For training on a single H100:

#!/bin/bash
#SBATCH --job-name=single-gpu-train
#SBATCH --partition=odin
#SBATCH --nodes=1
#SBATCH --gres=gpu:1
#SBATCH --time=12:00:00
#SBATCH --output=train-%j.out

nvidia-smi

python train.py \
    --epochs 100 \
    --batch-size 64 \
    --data /mnt/odin/datasets/

Multi-GPU Training (Single Node)

Using all 8 H100s on one node:

#!/bin/bash
#SBATCH --job-name=multi-gpu-train
#SBATCH --partition=odin
#SBATCH --nodes=1
#SBATCH --gres=gpu:8
#SBATCH --ntasks-per-node=8
#SBATCH --time=24:00:00
#SBATCH --output=multi-gpu-%j.out

echo "GPUs available: $(nvidia-smi -L | wc -l)"
nvidia-smi

# PyTorch distributed training
torchrun --nproc_per_node=8 train.py \
    --epochs 100 \
    --batch-size 512 \
    --data /mnt/odin/datasets/

Multi-Node Distributed Training

Using 16 H100s across 2 nodes:

#!/bin/bash
#SBATCH --job-name=distributed-train
#SBATCH --partition=odin
#SBATCH --nodes=2
#SBATCH --gres=gpu:8
#SBATCH --ntasks-per-node=8
#SBATCH --time=48:00:00
#SBATCH --output=distributed-%j.out

# Setup distributed environment
export MASTER_ADDR=$(scontrol show hostnames $SLURM_JOB_NODELIST | head -n 1)
export MASTER_PORT=29500
export WORLD_SIZE=$((SLURM_NNODES * 8))

echo "Master: $MASTER_ADDR:$MASTER_PORT"
echo "World size: $WORLD_SIZE"

# Launch with srun
srun torchrun \
    --nnodes=$SLURM_NNODES \
    --nproc_per_node=8 \
    --rdzv_id=$SLURM_JOB_ID \
    --rdzv_backend=c10d \
    --rdzv_endpoint=$MASTER_ADDR:$MASTER_PORT \
    train_distributed.py

CUDA Environment

SLURM automatically sets CUDA_VISIBLE_DEVICES based on allocated GPUs.
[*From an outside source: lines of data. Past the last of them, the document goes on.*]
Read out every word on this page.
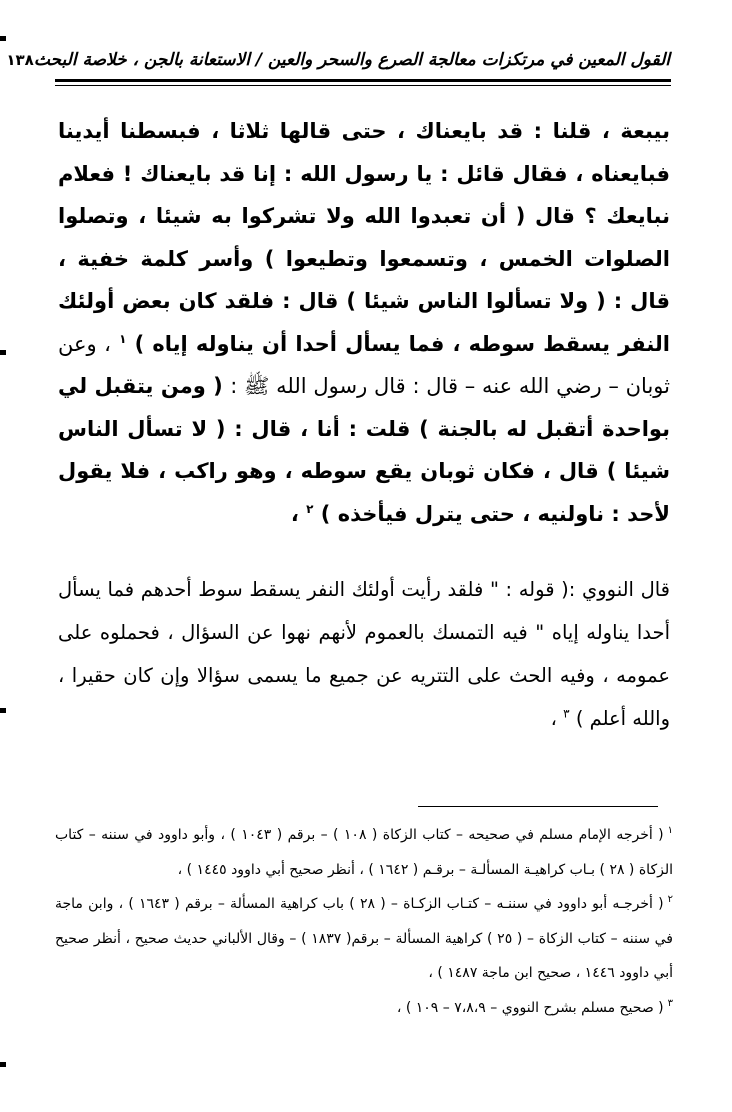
القول المعين في مرتكزات معالجة الصرع والسحر والعين / الاستعانة بالجن ، خلاصة البحث
١٣٨

بيبعة ، قلنا : قد بايعناك ، حتى قالها ثلاثا ، فبسطنا أيدينا فبايعناه ، فقال قائل : يا رسول الله : إنا قد بايعناك ! فعلام نبايعك ؟ قال ( أن تعبدوا الله ولا تشركوا به شيئا ، وتصلوا الصلوات الخمس ، وتسمعوا وتطيعوا ) وأسر كلمة خفية ، قال : ( ولا تسألوا الناس شيئا ) قال : فلقد كان بعض أولئك النفر يسقط سوطه ، فما يسأل أحدا أن يناوله إياه ) $^١$ ، وعن ثوبان – رضي الله عنه – قال : قال رسول الله ﷺ : ( ومن يتقبل لي بواحدة أتقبل له بالجنة ) قلت : أنا ، قال : ( لا تسأل الناس شيئا ) قال ، فكان ثوبان يقع سوطه ، وهو راكب ، فلا يقول لأحد : ناولنيه ، حتى يترل فيأخذه ) $^٢$ ،

قال النووي :( قوله : " فلقد رأيت أولئك النفر يسقط سوط أحدهم فما يسأل أحدا يناوله إياه " فيه التمسك بالعموم لأنهم نهوا عن السؤال ، فحملوه على عمومه ، وفيه الحث على التتريه عن جميع ما يسمى سؤالا وإن كان حقيرا ، والله أعلم ) $^٣$ ،

$^١$( أخرجه الإمام مسلم في صحيحه – كتاب الزكاة ( ١٠٨ ) – برقم ( ١٠٤٣ ) ، وأبو داوود في سننه – كتاب الزكاة ( ٢٨ ) بـاب كراهيـة المسألـة – برقـم ( ١٦٤٢ ) ، أنظر صحيح أبي داوود ١٤٤٥ ) ،

$^٢$( أخرجـه أبو داوود في سننـه – كتـاب الزكـاة – ( ٢٨ ) باب كراهية المسألة – برقم ( ١٦٤٣ ) ، وابن ماجة في سننه – كتاب الزكاة – ( ٢٥ ) كراهية المسألة – برقم( ١٨٣٧ ) – وقال الألباني حديث صحيح ، أنظر صحيح أبي داوود ١٤٤٦ ، صحيح ابن ماجة ١٤٨٧ ) ،

$^٣$( صحيح مسلم بشرح النووي – ٧،٨،٩ – ١٠٩ ) ،
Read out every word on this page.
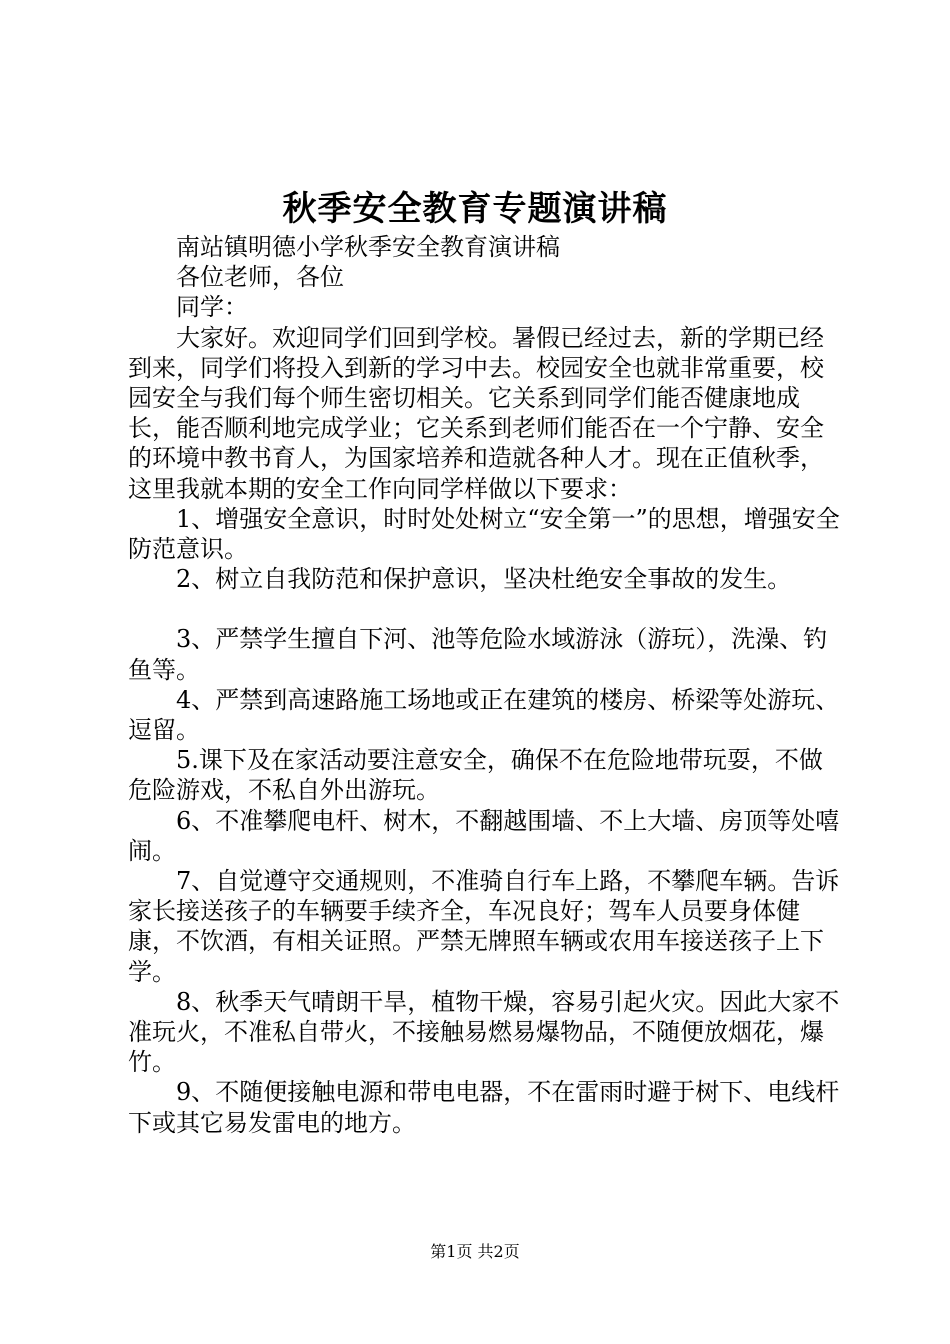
秋季安全教育专题演讲稿

南站镇明德小学秋季安全教育演讲稿

各位老师，各位

同学：

大家好。欢迎同学们回到学校。暑假已经过去，新的学期已经到来，同学们将投入到新的学习中去。校园安全也就非常重要，校园安全与我们每个师生密切相关。它关系到同学们能否健康地成长，能否顺利地完成学业；它关系到老师们能否在一个宁静、安全的环境中教书育人，为国家培养和造就各种人才。现在正值秋季，这里我就本期的安全工作向同学样做以下要求：

1、增强安全意识，时时处处树立“安全第一”的思想，增强安全防范意识。

2、树立自我防范和保护意识，坚决杜绝安全事故的发生。

3、严禁学生擅自下河、池等危险水域游泳（游玩），洗澡、钓鱼等。

4、严禁到高速路施工场地或正在建筑的楼房、桥梁等处游玩、逗留。

5.课下及在家活动要注意安全，确保不在危险地带玩耍，不做危险游戏，不私自外出游玩。

6、不准攀爬电杆、树木，不翻越围墙、不上大墙、房顶等处嘻闹。

7、自觉遵守交通规则，不准骑自行车上路，不攀爬车辆。告诉家长接送孩子的车辆要手续齐全，车况良好；驾车人员要身体健康，不饮酒，有相关证照。严禁无牌照车辆或农用车接送孩子上下学。

8、秋季天气晴朗干旱，植物干燥，容易引起火灾。因此大家不准玩火，不准私自带火，不接触易燃易爆物品，不随便放烟花，爆竹。

9、不随便接触电源和带电电器，不在雷雨时避于树下、电线杆下或其它易发雷电的地方。

第1页 共2页
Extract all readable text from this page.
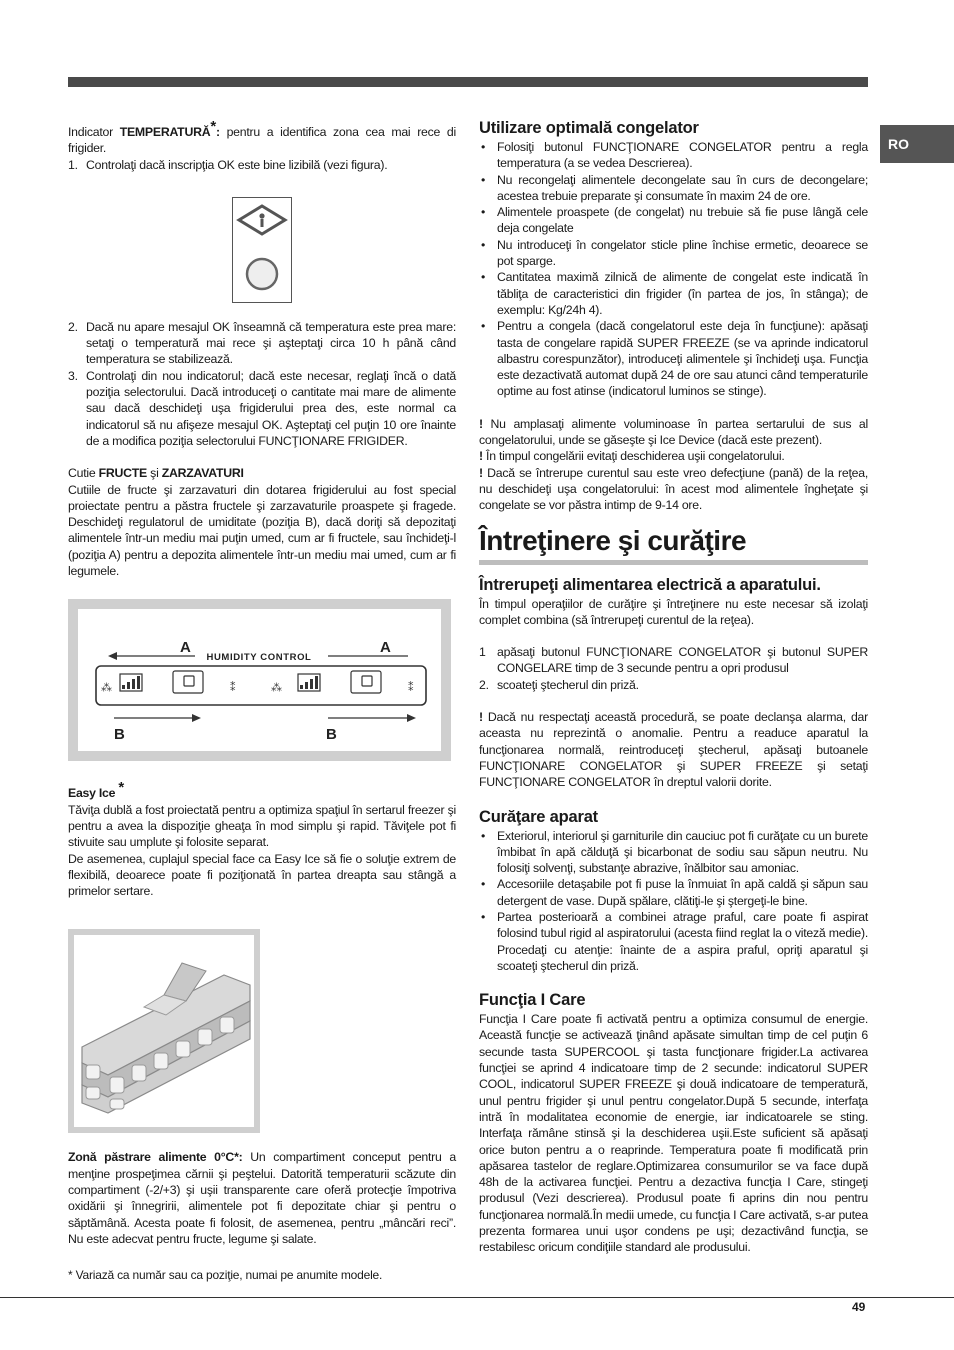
RO

Indicator TEMPERATURĂ*: pentru a identifica zona cea mai rece di frigider.

1. Controlaţi dacă inscripţia OK este bine lizibilă (vezi figura).
2. Dacă nu apare mesajul OK înseamnă că temperatura este prea mare: setaţi o temperatură mai rece şi aşteptaţi circa 10 h până când temperatura se stabilizează.
3. Controlaţi din nou indicatorul; dacă este necesar, reglaţi încă o dată poziţia selectorului. Dacă introduceţi o cantitate mai mare de alimente sau dacă deschideţi uşa frigiderului prea des, este normal ca indicatorul să nu afişeze mesajul OK. Aşteptaţi cel puţin 10 ore înainte de a modifica poziţia selectorului FUNCŢIONARE FRIGIDER.

Cutie FRUCTE şi ZARZAVATURI

Cutiile de fructe şi zarzavaturi din dotarea frigiderului au fost special proiectate pentru a păstra fructele şi zarzavaturile proaspete şi fragede. Deschideţi regulatorul de umiditate (poziţia B), dacă doriţi să depozitaţi alimentele într-un mediu mai puţin umed, cum ar fi fructele, sau închideţi-l (poziţia A) pentru a depozita alimentele într-un mediu mai umed, cum ar fi legumele.

A	A
HUMIDITY CONTROL
⁂	⁑	⁂	⁑
B	B

Easy Ice *

Tăviţa dublă a fost proiectată pentru a optimiza spaţiul în sertarul freezer şi pentru a avea la dispoziţie gheaţa în mod simplu şi rapid. Tăviţele pot fi stivuite sau umplute şi folosite separat.

De asemenea, cuplajul special face ca Easy Ice să fie o soluţie extrem de flexibilă, deoarece poate fi poziţionată în partea dreapta sau stângă a primelor sertare.

Zonă păstrare alimente 0°C*: Un compartiment conceput pentru a menţine prospeţimea cărnii şi peştelui. Datorită temperaturii scăzute din compartiment (-2/+3) şi uşii transparente care oferă protecţie împotriva oxidării şi înnegririi, alimentele pot fi depozitate chiar şi pentru o săptămână. Acesta poate fi folosit, de asemenea, pentru „mâncări reci”. Nu este adecvat pentru fructe, legume şi salate.

Utilizare optimală congelator
• Folosiţi butonul FUNCŢIONARE CONGELATOR pentru a regla temperatura (a se vedea Descrierea).
• Nu recongelaţi alimentele decongelate sau în curs de decongelare; acestea trebuie preparate şi consumate în maxim 24 de ore.
• Alimentele proaspete (de congelat) nu trebuie să fie puse lângă cele deja congelate
• Nu introduceţi în congelator sticle pline închise ermetic, deoarece se pot sparge.
• Cantitatea maximă zilnică de alimente de congelat este indicată în tăbliţa de caracteristici din frigider (în partea de jos, în stânga); de exemplu: Kg/24h 4).
• Pentru a congela (dacă congelatorul este deja în funcţiune): apăsaţi tasta de congelare rapidă SUPER FREEZE (se va aprinde indicatorul albastru corespunzător), introduceţi alimentele şi închideţi uşa. Funcţia este dezactivată automat după 24 de ore sau atunci când temperaturile optime au fost atinse (indicatorul luminos se stinge).

! Nu amplasaţi alimente voluminoase în partea sertarului de sus al congelatorului, unde se găseşte şi Ice Device (dacă este prezent).

! În timpul congelării evitaţi deschiderea uşii congelatorului.

! Dacă se întrerupe curentul sau este vreo defecţiune (pană) de la reţea, nu deschideţi uşa congelatorului: în acest mod alimentele îngheţate şi congelate se vor păstra intimp de 9-14 ore.

Întreţinere şi curăţire
Întrerupeţi alimentarea electrică a aparatului.

În timpul operaţiilor de curăţire şi întreţinere nu este necesar să izolaţi complet combina (să întrerupeţi curentul de la reţea).

1 apăsaţi butonul FUNCŢIONARE CONGELATOR şi butonul SUPER CONGELARE timp de 3 secunde pentru a opri produsul
2. scoateţi ştecherul din priză.

! Dacă nu respectaţi această procedură, se poate declanşa alarma, dar aceasta nu reprezintă o anomalie. Pentru a readuce aparatul la funcţionarea normală, reintroduceţi ştecherul, apăsaţi butoanele FUNCŢIONARE CONGELATOR şi SUPER FREEZE şi setaţi FUNCŢIONARE CONGELATOR în dreptul valorii dorite.

Curăţare aparat
• Exteriorul, interiorul şi garniturile din cauciuc pot fi curăţate cu un burete îmbibat în apă călduţă şi bicarbonat de sodiu sau săpun neutru. Nu folosiţi solvenţi, substanţe abrazive, înălbitor sau amoniac.
• Accesoriile detaşabile pot fi puse la înmuiat în apă caldă şi săpun sau detergent de vase. După spălare, clătiţi-le şi ştergeţi-le bine.
• Partea posterioară a combinei atrage praful, care poate fi aspirat folosind tubul rigid al aspiratorului (acesta fiind reglat la o viteză medie). Procedaţi cu atenţie: înainte de a aspira praful, opriţi aparatul şi scoateţi ştecherul din priză.
Funcţia I Care

Funcţia I Care poate fi activată pentru a optimiza consumul de energie. Această funcţie se activează ţinând apăsate simultan timp de cel puţin 6 secunde tasta SUPERCOOL şi tasta funcţionare frigider.La activarea funcţiei se aprind 4 indicatoare timp de 2 secunde: indicatorul SUPER COOL, indicatorul SUPER FREEZE şi două indicatoare de temperatură, unul pentru frigider şi unul pentru congelator.După 5 secunde, interfaţa intră în modalitatea economie de energie, iar indicatoarele se sting. Interfaţa rămâne stinsă şi la deschiderea uşii.Este suficient să apăsaţi orice buton pentru a o reaprinde. Temperatura poate fi modificată prin apăsarea tastelor de reglare.Optimizarea consumurilor se va face după 48h de la activarea funcţiei. Pentru a dezactiva funcţia I Care, stingeţi produsul (Vezi descrierea). Produsul poate fi aprins din nou pentru funcţionarea normală.În medii umede, cu funcţia I Care activată, s-ar putea prezenta formarea unui uşor condens pe uşi; dezactivând funcţia, se restabilesc oricum condiţiile standard ale produsului.

* Variază ca număr sau ca poziţie, numai pe anumite modele.
49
You can verify:

echo "CUDA_VISIBLE_DEVICES: $CUDA_VISIBLE_DEVICES"
nvidia-smi

Monitoring GPU Usage

In your job script:

# Run nvidia-smi in background
nvidia-smi dmon -s um -d 10 > gpu_metrics.log &
GPU_MONITOR_PID=$!

# Your training code here
python train.py

# Stop monitoring
kill $GPU_MONITOR_PID

Check running job:

# SSH to compute node
squeue -u $USER  # Get node name
ssh <node-name>
nvidia-smi

GPU Memory Tips

  1. Batch size: Largest factor in GPU memory usage
  2. Mixed precision: Use FP16/BF16 to reduce memory by ~50%
  3. Gradient checkpointing: Trade compute for memory
  4. Gradient accumulation: Simulate larger batches

Example with mixed precision:

# PyTorch
from torch.cuda.amp import autocast, GradScaler

scaler = GradScaler()
for batch in dataloader:
    with autocast():
        loss = model(batch)
    scaler.scale(loss).backward()
    scaler.step(optimizer)
    scaler.update()

Common Issues

CUDA Out of Memory

  1. Reduce batch size
  2. Enable gradient checkpointing
  3. Use mixed precision training
  4. Request more GPUs and use data parallelism

GPU Not Found

  1. Verify --gres=gpu:N in job script
  2. Check nvidia-smi output
  3. Ensure correct partition selected

Slow Multi-GPU Scaling

  1. Increase batch size proportionally
  2. Use NCCL backend for PyTorch
  3. Consider gradient accumulation